Les initiatives récentes autour de l’information sur l’IA
En effet, le Burkina Faso a récemment intensifié ses efforts pour sensibiliser et former ses institutions aux enjeux de l’intelligence artificielle. Un exemple marquant est la session de formation organisée par le Secrétariat permanent de l’Innovation et de la Veille sur les Technologies émergentes du numérique (SPIVTEN) à Ouagadougou. Cette session, réunissant une trentaine de députés, avait pour objectif de renforcer leur compréhension des mécanismes et des implications de l’IA.
Un programme riche en information
Les participants ont exploré divers aspects de l’IA, des notions fondamentales à ses applications pratiques, en passant par les défis de la souveraineté numérique. Notons que l’objectif était de doter les législateurs d’une compréhension suffisante pour participer à l’élaboration d’un cadre juridique adapté.

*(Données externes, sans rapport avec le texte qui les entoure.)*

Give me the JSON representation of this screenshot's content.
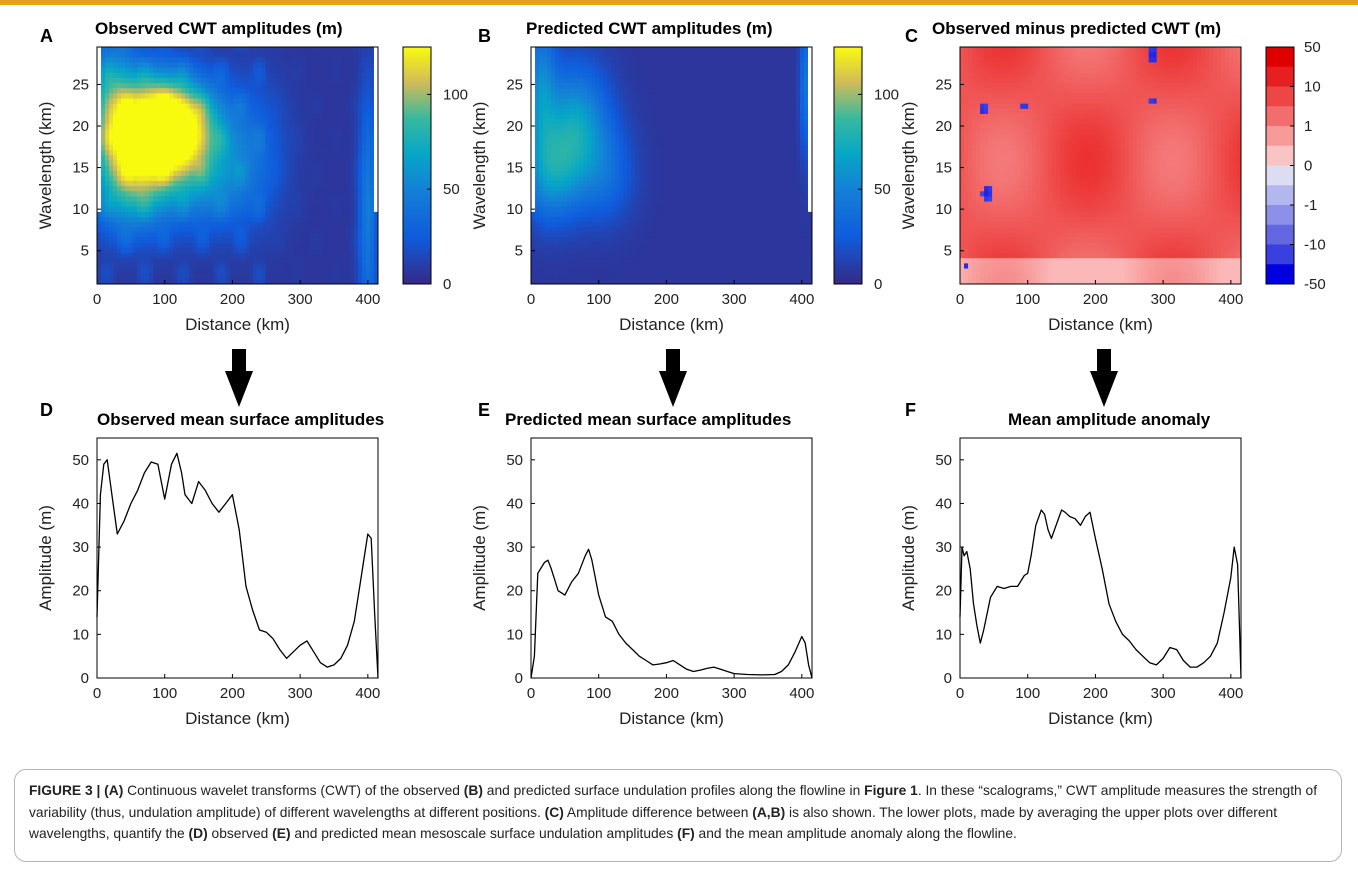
{
  "colors": {
    "accent_bar": "#e3a21a",
    "line": "#000000",
    "diverging_pos": "#e00000",
    "diverging_neg": "#0000e0"
  },
  "chart_data": [
    {
      "panel": "A",
      "type": "heatmap",
      "title": "Observed CWT amplitudes (m)",
      "xlabel": "Distance (km)",
      "ylabel": "Wavelength (km)",
      "xticks": [
        "0",
        "100",
        "200",
        "300",
        "400"
      ],
      "yticks": [
        "5",
        "10",
        "15",
        "20",
        "25"
      ],
      "xlim": [
        0,
        415
      ],
      "ylim": [
        1,
        29.5
      ],
      "colormap": "parula",
      "colorbar": {
        "range": [
          0,
          125
        ],
        "ticks": [
          "0",
          "50",
          "100"
        ]
      },
      "hotspots": [
        {
          "x": 120,
          "y": 20,
          "value": 115,
          "sx": 45,
          "sy": 4
        },
        {
          "x": 70,
          "y": 19,
          "value": 90,
          "sx": 40,
          "sy": 5
        },
        {
          "x": 20,
          "y": 22,
          "value": 60,
          "sx": 25,
          "sy": 6
        },
        {
          "x": 50,
          "y": 12,
          "value": 45,
          "sx": 40,
          "sy": 4
        },
        {
          "x": 160,
          "y": 13,
          "value": 40,
          "sx": 45,
          "sy": 4
        },
        {
          "x": 230,
          "y": 17,
          "value": 25,
          "sx": 35,
          "sy": 6
        },
        {
          "x": 400,
          "y": 10,
          "value": 40,
          "sx": 10,
          "sy": 10
        }
      ]
    },
    {
      "panel": "B",
      "type": "heatmap",
      "title": "Predicted CWT amplitudes (m)",
      "xlabel": "Distance (km)",
      "ylabel": "Wavelength (km)",
      "xticks": [
        "0",
        "100",
        "200",
        "300",
        "400"
      ],
      "yticks": [
        "5",
        "10",
        "15",
        "20",
        "25"
      ],
      "xlim": [
        0,
        415
      ],
      "ylim": [
        1,
        29.5
      ],
      "colormap": "parula",
      "colorbar": {
        "range": [
          0,
          125
        ],
        "ticks": [
          "0",
          "50",
          "100"
        ]
      },
      "hotspots": [
        {
          "x": 65,
          "y": 20,
          "value": 60,
          "sx": 35,
          "sy": 5
        },
        {
          "x": 30,
          "y": 14,
          "value": 45,
          "sx": 30,
          "sy": 4
        },
        {
          "x": 15,
          "y": 25,
          "value": 40,
          "sx": 15,
          "sy": 6
        },
        {
          "x": 110,
          "y": 14,
          "value": 25,
          "sx": 30,
          "sy": 4
        },
        {
          "x": 405,
          "y": 25,
          "value": 35,
          "sx": 6,
          "sy": 6
        }
      ]
    },
    {
      "panel": "C",
      "type": "heatmap",
      "title": "Observed minus predicted CWT (m)",
      "xlabel": "Distance (km)",
      "ylabel": "Wavelength (km)",
      "xticks": [
        "0",
        "100",
        "200",
        "300",
        "400"
      ],
      "yticks": [
        "5",
        "10",
        "15",
        "20",
        "25"
      ],
      "xlim": [
        0,
        415
      ],
      "ylim": [
        1,
        29.5
      ],
      "colormap": "diverging red-white-blue",
      "colorbar": {
        "ticks": [
          "50",
          "10",
          "1",
          "0",
          "-1",
          "-10",
          "-50"
        ]
      },
      "negative_spots": [
        {
          "x": 35,
          "y": 22,
          "r": 6
        },
        {
          "x": 95,
          "y": 22.5,
          "r": 5
        },
        {
          "x": 40,
          "y": 12,
          "r": 9
        },
        {
          "x": 285,
          "y": 28.5,
          "r": 10
        },
        {
          "x": 285,
          "y": 23,
          "r": 5
        },
        {
          "x": 10,
          "y": 3,
          "r": 4
        }
      ]
    },
    {
      "panel": "D",
      "type": "line",
      "title": "Observed mean surface amplitudes",
      "xlabel": "Distance (km)",
      "ylabel": "Amplitude (m)",
      "xticks": [
        "0",
        "100",
        "200",
        "300",
        "400"
      ],
      "yticks": [
        "0",
        "10",
        "20",
        "30",
        "40",
        "50"
      ],
      "xlim": [
        0,
        415
      ],
      "ylim": [
        0,
        55
      ],
      "x": [
        0,
        5,
        10,
        15,
        22,
        30,
        40,
        50,
        60,
        70,
        80,
        90,
        100,
        105,
        110,
        118,
        125,
        130,
        140,
        150,
        160,
        170,
        180,
        190,
        200,
        210,
        220,
        230,
        240,
        250,
        260,
        270,
        280,
        290,
        300,
        310,
        320,
        330,
        340,
        350,
        360,
        370,
        380,
        390,
        400,
        405,
        410,
        415
      ],
      "y": [
        14,
        42,
        49,
        50,
        42,
        33,
        36,
        40,
        43,
        47,
        49.5,
        49,
        41,
        45,
        49,
        51.5,
        47,
        42,
        40,
        45,
        43,
        40,
        38,
        40,
        42,
        34,
        21,
        15.5,
        11,
        10.5,
        9,
        6.5,
        4.5,
        6,
        7.5,
        8.5,
        6,
        3.5,
        2.5,
        3,
        4.5,
        7.5,
        13,
        23,
        33,
        32,
        15,
        0
      ]
    },
    {
      "panel": "E",
      "type": "line",
      "title": "Predicted mean surface amplitudes",
      "xlabel": "Distance (km)",
      "ylabel": "Amplitude (m)",
      "xticks": [
        "0",
        "100",
        "200",
        "300",
        "400"
      ],
      "yticks": [
        "0",
        "10",
        "20",
        "30",
        "40",
        "50"
      ],
      "xlim": [
        0,
        415
      ],
      "ylim": [
        0,
        55
      ],
      "x": [
        0,
        5,
        10,
        20,
        25,
        30,
        40,
        50,
        60,
        70,
        80,
        85,
        90,
        100,
        110,
        120,
        130,
        140,
        150,
        160,
        170,
        180,
        190,
        200,
        210,
        220,
        230,
        240,
        250,
        260,
        270,
        280,
        290,
        300,
        320,
        340,
        360,
        370,
        380,
        390,
        400,
        405,
        410,
        415
      ],
      "y": [
        0,
        5,
        24,
        26.5,
        27,
        25,
        20,
        19,
        22,
        24,
        28,
        29.5,
        27,
        19,
        14,
        13,
        10,
        8,
        6.5,
        5,
        4,
        3,
        3.2,
        3.5,
        4,
        3,
        2,
        1.5,
        1.8,
        2.2,
        2.5,
        2,
        1.5,
        1,
        0.8,
        0.7,
        0.8,
        1.5,
        3,
        6,
        9.5,
        8,
        3,
        0
      ]
    },
    {
      "panel": "F",
      "type": "line",
      "title": "Mean amplitude anomaly",
      "xlabel": "Distance (km)",
      "ylabel": "Amplitude (m)",
      "xticks": [
        "0",
        "100",
        "200",
        "300",
        "400"
      ],
      "yticks": [
        "0",
        "10",
        "20",
        "30",
        "40",
        "50"
      ],
      "xlim": [
        0,
        415
      ],
      "ylim": [
        0,
        55
      ],
      "x": [
        0,
        3,
        6,
        10,
        15,
        20,
        25,
        30,
        35,
        45,
        55,
        65,
        75,
        85,
        95,
        100,
        105,
        112,
        120,
        125,
        130,
        135,
        142,
        150,
        155,
        162,
        170,
        178,
        185,
        192,
        200,
        210,
        220,
        230,
        240,
        250,
        260,
        270,
        280,
        290,
        300,
        310,
        320,
        330,
        340,
        350,
        360,
        370,
        380,
        390,
        400,
        405,
        410,
        415
      ],
      "y": [
        14,
        30,
        28,
        29,
        25,
        17,
        12,
        8,
        11,
        18.5,
        21,
        20.5,
        21,
        21,
        23.5,
        24,
        28,
        35,
        38.5,
        37.5,
        34,
        32,
        35,
        38.5,
        38,
        37,
        36.5,
        35,
        37,
        38,
        32,
        25,
        17,
        13,
        10,
        8.5,
        6.5,
        5,
        3.5,
        3,
        4.5,
        7,
        6.5,
        4,
        2.5,
        2.5,
        3.5,
        5,
        8,
        15,
        23,
        30,
        26,
        0
      ]
    }
  ],
  "caption": {
    "segments": [
      {
        "t": "FIGURE 3 | ",
        "b": true
      },
      {
        "t": "(A)",
        "b": true
      },
      {
        "t": " Continuous wavelet transforms (CWT) of the observed ",
        "b": false
      },
      {
        "t": "(B)",
        "b": true
      },
      {
        "t": " and predicted surface undulation profiles along the flowline in ",
        "b": false
      },
      {
        "t": "Figure 1",
        "b": true
      },
      {
        "t": ". In these “scalograms,” CWT amplitude measures the strength of variability (thus, undulation amplitude) of different wavelengths at different positions. ",
        "b": false
      },
      {
        "t": "(C)",
        "b": true
      },
      {
        "t": " Amplitude difference between ",
        "b": false
      },
      {
        "t": "(A,B)",
        "b": true
      },
      {
        "t": " is also shown. The lower plots, made by averaging the upper plots over different wavelengths, quantify the ",
        "b": false
      },
      {
        "t": "(D)",
        "b": true
      },
      {
        "t": " observed ",
        "b": false
      },
      {
        "t": "(E)",
        "b": true
      },
      {
        "t": " and predicted mean mesoscale surface undulation amplitudes ",
        "b": false
      },
      {
        "t": "(F)",
        "b": true
      },
      {
        "t": " and the mean amplitude anomaly along the flowline.",
        "b": false
      }
    ]
  }
}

- Compréhension des concepts de base de l’IA
- Discussion sur la souveraineté numérique
- Protection des données et cybersécurité
La stratégie nationale et l’information
À cela s’ajoute une campagne de sensibilisation nationale, lancée en octobre, qui souligne l’importance de l’IA comme enjeu de souveraineté. En effet, le développement des compétences des décideurs publics est vu comme une priorité pour établir un cadre réglementaire efficace. En 2025, un atelier national avait déjà jeté les bases d’un plan d’action sur l’intelligence artificielle impliquant divers acteurs, du secteur privé aux universités.
Les formations continues
Il convient de souligner que le SPIVTEN a précédemment initié des campagnes de sensibilisation pour les directeurs de cabinet de l’administration publique. La Primature, de son côté, a organisé plusieurs formations sur l’usage éthique et responsable de l’IA.
Des enjeux au-delà de l’information sur l’IA
Il apparaît que la question de l’intelligence artificielle au Burkina Faso dépasse largement les simples applications technologiques. En effet, elle touche également à des domaines cruciaux comme la protection des données et la cybersécurité. L’enjeu est de taille : équiper les élus d’une compréhension approfondie pour légiférer efficacement.
Les défis à relever
Pourtant, le chemin est semé d’embûches. Le développement d’une IA adaptée aux besoins nationaux nécessite des infrastructures robustes, des données de qualité, et des compétences spécialisées. C’est pourquoi le SPIVTEN insiste sur l’importance de renforcer ces aspects.
En conclusion, il est impératif pour le Burkina Faso de continuer sur cette voie. La formation et l’information restent des piliers essentiels pour garantir une transition numérique inclusive et durable. Vous l’aurez compris, l’avenir des politiques publiques au Burkina Faso se dessine aujourd’hui, et il est riche en potentialités.